# Flower shots



## Terry D (Apr 16, 2017)

Early blooms make for early snapshots...

First some sand cherry blossoms


 


Same sand cherry, but I 'pushed' the processing to give it an impressionistic flair.



A flowering almond



A regular cherry tree. If we can beat the birds to these in a few weeks it will make some good jelly!



Finally, a lilac...


----------



## PiP (Apr 16, 2017)

Terry D said:


> Early blooms make for early snapshots...
> 
> 
> A flowering almond
> ...



They
are all good photos, Terry, but this one is magical!


----------



## Bard_Daniel (Apr 16, 2017)

I also especially enjoyed the flowering almond. Some magical pictures, Terry! Nice job!


----------



## SilverMoon (Apr 18, 2017)

Hi, Terry. I'm especially impressed with the series of your sand cherry blossoms because of the cloudy effect you implemented in background (Monet would be proud) and then very slightly in the forefront. This brings out the stunning vibrancy.
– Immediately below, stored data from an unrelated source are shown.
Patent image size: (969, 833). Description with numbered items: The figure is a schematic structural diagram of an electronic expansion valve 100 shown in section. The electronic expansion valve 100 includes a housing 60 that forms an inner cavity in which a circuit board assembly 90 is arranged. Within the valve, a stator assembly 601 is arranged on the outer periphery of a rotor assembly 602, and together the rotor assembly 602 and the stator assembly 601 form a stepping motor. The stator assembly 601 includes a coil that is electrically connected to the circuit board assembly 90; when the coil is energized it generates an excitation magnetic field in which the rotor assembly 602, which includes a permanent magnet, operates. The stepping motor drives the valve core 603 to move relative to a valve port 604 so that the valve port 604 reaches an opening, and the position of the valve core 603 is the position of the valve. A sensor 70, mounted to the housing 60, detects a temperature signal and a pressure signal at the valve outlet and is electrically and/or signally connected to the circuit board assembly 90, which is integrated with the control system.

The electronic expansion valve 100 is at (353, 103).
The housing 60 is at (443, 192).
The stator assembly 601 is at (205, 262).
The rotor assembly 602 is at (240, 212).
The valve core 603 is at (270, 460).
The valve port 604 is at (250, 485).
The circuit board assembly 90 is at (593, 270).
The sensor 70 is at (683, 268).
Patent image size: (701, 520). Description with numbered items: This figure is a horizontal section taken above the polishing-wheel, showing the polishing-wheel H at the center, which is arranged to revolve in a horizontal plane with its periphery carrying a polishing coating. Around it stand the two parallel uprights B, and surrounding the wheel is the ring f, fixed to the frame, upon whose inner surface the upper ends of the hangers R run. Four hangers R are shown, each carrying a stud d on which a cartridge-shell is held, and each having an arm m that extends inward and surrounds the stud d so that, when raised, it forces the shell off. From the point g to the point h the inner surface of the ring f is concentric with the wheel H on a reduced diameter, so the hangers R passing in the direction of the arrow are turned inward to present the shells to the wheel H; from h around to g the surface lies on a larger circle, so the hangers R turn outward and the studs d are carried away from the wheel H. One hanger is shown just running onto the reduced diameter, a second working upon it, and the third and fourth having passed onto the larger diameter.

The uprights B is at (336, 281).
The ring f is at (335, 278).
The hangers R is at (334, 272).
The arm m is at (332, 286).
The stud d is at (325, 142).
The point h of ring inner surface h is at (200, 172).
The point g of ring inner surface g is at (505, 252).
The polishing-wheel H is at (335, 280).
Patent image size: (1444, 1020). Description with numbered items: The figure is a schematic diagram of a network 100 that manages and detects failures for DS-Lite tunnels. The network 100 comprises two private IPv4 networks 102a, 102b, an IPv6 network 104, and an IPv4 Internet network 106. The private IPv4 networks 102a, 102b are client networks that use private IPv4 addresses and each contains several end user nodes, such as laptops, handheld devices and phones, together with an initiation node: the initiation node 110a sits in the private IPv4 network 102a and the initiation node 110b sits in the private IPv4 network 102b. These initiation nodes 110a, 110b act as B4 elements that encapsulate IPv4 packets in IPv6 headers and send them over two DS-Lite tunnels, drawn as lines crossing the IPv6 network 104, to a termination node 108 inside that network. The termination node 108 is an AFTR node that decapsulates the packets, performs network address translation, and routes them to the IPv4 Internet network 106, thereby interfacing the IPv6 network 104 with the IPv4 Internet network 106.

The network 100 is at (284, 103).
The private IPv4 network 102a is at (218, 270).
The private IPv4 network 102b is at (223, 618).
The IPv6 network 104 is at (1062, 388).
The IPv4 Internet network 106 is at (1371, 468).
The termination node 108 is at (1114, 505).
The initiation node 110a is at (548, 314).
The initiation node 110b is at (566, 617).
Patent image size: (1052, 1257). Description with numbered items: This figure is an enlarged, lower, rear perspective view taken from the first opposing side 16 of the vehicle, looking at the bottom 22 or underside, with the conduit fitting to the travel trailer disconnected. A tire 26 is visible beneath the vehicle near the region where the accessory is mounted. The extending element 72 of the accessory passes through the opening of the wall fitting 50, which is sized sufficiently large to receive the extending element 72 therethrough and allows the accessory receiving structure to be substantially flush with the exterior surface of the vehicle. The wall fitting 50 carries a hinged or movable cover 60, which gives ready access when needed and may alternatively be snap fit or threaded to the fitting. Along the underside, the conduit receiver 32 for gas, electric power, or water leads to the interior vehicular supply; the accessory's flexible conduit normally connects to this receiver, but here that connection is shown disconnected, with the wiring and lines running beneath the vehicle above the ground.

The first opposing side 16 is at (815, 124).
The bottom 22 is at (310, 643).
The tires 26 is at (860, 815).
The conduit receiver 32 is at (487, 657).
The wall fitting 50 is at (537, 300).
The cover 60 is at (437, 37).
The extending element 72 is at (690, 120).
Especially, in this piece the blossoms appear to be realized by elegant brush strokes. 





Though the Flowering Almond seems to be favored here, to my eye the faint resolution on the bottom overly contrasts top of image. Beautiful, nevertheless. 





I'm partial to Lilacs. They remind me of happy days in my youth. The scent always brings me back there! Just lovely.


----------



## Terry D (Apr 18, 2017)

Thank you all, very much. The lens I used has very shallow depth-of-field, so it is easy to get the out of focus areas in front of, and behind, my subject. Unfortunately the day was breezy (and I was hand holding my camera rather than using a tripod) so the in-focus areas are not quite as sharp as I would like.


----------



## Ariel (Apr 18, 2017)

These are lovely!  I think my favorite are the sand cherry blossoms.  The colors are so beautiful and the contrasts work really well.


----------



## Pyromanic (Apr 18, 2017)

woa, these are beautiful, i recently discovered that I absolutely love flowers.:flower::flower::sunny:


----------



## Terry D (Apr 18, 2017)

Pyromanic said:


> woa, these are beautiful, i recently discovered that I absolutely love flowers.:flower::flower::sunny:



The color and texture of flowers really capture my imagination when I have a camera in my hands. Thanks!


----------



## Firemajic (Apr 28, 2017)

Flamboyant and vividly elegant.... Completely frame worthy...


----------



## jackjohn (Jul 11, 2017)

wow. beautiful. From where you take these images.


----------



## Terry D (Jul 11, 2017)

jackjohn said:


> wow. beautiful. From where you take these images.



Thanks, jackjohn. I'm glad you like them. These were taken in my back yard early this spring.


----------



## jackjohn (Jul 14, 2017)

Really your yard is awesome.


----------